Research Areas

Department of
Molecular Physiology
Representative:
Professor Naomasa Makita
Macroscopic Anatomy
Outline
We aim at determining the pathophysiological and genetic basis of sudden cardiac death and hereditary arrhythmias. Using high throughput genetic and genomic approaches including whole-exome sequencing (Exome) and genome-wide association study (GWAS), and we are searching for novel responsible genes and genetic variations predisposing affected individuals to sudden death. To delineate the pathophysiological mechanisms underlying these life-threatening arrhythmias, we use several approaches including in vivo/in vitro functional analyses including patch clamp analysis, optical mapping, patient-derived iPS cardiomyocytes, genetically modified animals using genome editing technologies. These translational researches have been achieved by extensive collaborations with numbers of domestic and international researchers and clinicians. Our final goal is to identify and stratify the genetic risks for sudden death, and to implement personalized preventive medicine based on the individual's genetic risks.

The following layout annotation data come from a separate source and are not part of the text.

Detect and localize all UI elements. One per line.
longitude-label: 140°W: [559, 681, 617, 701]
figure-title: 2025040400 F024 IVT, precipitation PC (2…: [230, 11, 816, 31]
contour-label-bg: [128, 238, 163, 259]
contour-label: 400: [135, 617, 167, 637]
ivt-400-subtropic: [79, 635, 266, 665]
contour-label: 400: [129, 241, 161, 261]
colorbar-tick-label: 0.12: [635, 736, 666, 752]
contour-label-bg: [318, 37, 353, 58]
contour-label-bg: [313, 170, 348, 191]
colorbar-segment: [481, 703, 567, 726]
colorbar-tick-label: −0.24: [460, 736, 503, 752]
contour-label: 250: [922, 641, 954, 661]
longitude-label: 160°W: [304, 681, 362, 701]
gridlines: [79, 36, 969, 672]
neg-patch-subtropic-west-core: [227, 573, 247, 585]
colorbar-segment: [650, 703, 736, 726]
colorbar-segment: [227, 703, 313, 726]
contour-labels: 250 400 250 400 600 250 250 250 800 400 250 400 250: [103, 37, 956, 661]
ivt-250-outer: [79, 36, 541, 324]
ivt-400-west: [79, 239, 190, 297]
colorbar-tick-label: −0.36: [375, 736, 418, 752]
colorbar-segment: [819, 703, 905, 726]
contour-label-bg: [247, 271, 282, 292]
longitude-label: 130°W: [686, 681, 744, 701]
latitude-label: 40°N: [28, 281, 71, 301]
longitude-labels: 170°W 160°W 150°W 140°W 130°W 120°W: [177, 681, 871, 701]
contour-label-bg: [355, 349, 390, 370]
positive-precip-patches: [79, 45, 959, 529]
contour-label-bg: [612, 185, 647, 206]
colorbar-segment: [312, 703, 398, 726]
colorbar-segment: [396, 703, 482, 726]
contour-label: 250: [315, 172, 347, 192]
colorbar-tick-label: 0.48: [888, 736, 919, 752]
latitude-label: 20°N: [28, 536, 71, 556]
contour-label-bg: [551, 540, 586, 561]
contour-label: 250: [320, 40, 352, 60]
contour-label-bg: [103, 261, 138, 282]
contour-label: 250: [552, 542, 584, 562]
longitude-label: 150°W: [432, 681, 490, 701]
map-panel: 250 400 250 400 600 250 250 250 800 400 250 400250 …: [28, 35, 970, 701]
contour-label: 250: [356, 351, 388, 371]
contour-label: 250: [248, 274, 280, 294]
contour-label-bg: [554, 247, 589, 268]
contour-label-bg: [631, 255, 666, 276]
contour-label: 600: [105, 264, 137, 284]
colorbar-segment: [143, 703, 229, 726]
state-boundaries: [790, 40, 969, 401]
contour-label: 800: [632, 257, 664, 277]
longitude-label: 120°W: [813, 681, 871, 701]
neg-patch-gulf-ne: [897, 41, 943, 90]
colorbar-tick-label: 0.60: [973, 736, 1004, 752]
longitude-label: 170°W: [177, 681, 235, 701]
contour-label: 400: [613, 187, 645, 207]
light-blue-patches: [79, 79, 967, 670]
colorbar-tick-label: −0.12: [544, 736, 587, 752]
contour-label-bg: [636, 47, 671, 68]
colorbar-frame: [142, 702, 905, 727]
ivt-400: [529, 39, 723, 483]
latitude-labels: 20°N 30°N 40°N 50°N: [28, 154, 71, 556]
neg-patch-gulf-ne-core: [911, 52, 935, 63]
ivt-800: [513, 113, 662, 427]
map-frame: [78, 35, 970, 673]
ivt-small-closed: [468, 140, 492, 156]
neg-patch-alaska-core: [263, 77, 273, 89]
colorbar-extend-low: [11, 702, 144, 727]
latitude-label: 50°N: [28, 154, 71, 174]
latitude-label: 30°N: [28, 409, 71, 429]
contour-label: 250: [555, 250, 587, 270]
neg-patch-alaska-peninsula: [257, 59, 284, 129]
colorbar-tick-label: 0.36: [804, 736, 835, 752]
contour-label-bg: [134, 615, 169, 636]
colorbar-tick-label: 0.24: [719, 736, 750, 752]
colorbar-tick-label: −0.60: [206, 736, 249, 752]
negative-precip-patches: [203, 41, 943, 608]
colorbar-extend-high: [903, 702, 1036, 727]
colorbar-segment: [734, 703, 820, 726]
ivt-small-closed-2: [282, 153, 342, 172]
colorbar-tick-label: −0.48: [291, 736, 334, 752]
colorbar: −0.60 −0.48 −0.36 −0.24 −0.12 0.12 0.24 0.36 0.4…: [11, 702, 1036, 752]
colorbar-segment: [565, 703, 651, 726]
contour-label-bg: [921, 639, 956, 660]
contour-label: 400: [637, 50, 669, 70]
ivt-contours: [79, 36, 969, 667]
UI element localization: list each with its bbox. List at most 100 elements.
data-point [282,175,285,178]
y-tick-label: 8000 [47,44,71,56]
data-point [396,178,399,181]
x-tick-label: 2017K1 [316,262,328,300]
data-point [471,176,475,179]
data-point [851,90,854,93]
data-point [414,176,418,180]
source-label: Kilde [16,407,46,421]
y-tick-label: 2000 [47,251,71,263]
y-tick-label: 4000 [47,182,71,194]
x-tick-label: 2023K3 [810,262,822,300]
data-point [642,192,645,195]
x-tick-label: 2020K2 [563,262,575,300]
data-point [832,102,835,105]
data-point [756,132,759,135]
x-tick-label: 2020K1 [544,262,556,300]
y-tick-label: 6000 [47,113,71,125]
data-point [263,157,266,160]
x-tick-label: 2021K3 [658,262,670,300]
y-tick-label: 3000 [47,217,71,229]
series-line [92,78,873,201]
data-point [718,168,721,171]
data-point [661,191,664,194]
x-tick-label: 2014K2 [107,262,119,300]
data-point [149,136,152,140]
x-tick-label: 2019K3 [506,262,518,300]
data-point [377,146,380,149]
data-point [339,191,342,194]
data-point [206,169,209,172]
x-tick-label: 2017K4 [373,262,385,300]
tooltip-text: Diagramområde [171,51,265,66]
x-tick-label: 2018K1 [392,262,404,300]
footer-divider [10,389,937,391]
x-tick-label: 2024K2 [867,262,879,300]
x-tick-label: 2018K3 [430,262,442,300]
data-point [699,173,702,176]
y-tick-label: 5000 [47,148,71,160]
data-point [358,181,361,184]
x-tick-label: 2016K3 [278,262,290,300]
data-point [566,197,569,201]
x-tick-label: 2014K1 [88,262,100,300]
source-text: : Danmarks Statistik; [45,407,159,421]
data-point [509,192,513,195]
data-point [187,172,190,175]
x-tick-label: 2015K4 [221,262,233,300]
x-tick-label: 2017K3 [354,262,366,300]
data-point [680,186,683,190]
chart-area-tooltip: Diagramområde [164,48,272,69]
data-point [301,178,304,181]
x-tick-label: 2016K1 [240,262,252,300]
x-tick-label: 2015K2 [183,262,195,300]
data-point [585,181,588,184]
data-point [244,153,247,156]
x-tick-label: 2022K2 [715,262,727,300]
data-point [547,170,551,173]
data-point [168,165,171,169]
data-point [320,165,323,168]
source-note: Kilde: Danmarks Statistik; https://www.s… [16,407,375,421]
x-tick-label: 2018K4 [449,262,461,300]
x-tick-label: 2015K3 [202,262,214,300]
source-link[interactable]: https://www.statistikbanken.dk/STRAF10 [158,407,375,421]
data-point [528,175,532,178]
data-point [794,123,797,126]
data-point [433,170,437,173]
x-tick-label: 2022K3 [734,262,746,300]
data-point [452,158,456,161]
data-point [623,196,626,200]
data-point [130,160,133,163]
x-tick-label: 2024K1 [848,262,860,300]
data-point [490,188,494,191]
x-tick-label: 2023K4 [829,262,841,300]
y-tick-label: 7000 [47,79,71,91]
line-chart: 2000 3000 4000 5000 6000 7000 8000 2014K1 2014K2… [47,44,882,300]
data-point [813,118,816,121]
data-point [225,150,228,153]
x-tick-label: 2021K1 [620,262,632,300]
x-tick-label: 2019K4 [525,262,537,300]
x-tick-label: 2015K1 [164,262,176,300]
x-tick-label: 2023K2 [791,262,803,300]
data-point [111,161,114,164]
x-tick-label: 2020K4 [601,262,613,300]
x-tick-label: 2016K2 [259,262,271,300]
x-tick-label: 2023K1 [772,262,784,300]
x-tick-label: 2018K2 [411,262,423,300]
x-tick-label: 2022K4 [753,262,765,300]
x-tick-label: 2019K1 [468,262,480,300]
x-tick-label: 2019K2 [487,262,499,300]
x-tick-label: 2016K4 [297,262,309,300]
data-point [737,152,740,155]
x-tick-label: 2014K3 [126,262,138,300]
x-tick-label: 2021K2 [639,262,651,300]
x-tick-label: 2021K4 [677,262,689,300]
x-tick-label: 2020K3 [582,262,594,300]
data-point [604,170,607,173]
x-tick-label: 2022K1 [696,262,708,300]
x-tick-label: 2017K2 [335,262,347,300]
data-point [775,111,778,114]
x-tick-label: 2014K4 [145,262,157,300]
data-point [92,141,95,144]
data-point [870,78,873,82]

1. Identify and stratify genetic/genomic risks for sudden death in inherited arrhythmias (long QT syndrome, Brugada syndrome, idiopathic ventricular fibrillation, progressive cardiac conduction defect, etc) using genetic/genomic approaches (Exome, Whole-genome sequencing, and GWAS)

2. Electrophysiological determination of the mechanisms underlying in life-threatening arrhythmias using in vitro and in silico systems (patch clamp, patient-derived iPS cells, computer simulation, optical mapping, etc).

3. In vivo evaluation of the pathophysiology of life-threatening arrhythmias (transgenic, knock-in and knock-out, and CRISPR genome editing mice, bradycardia-induced electrical storm rabbit model).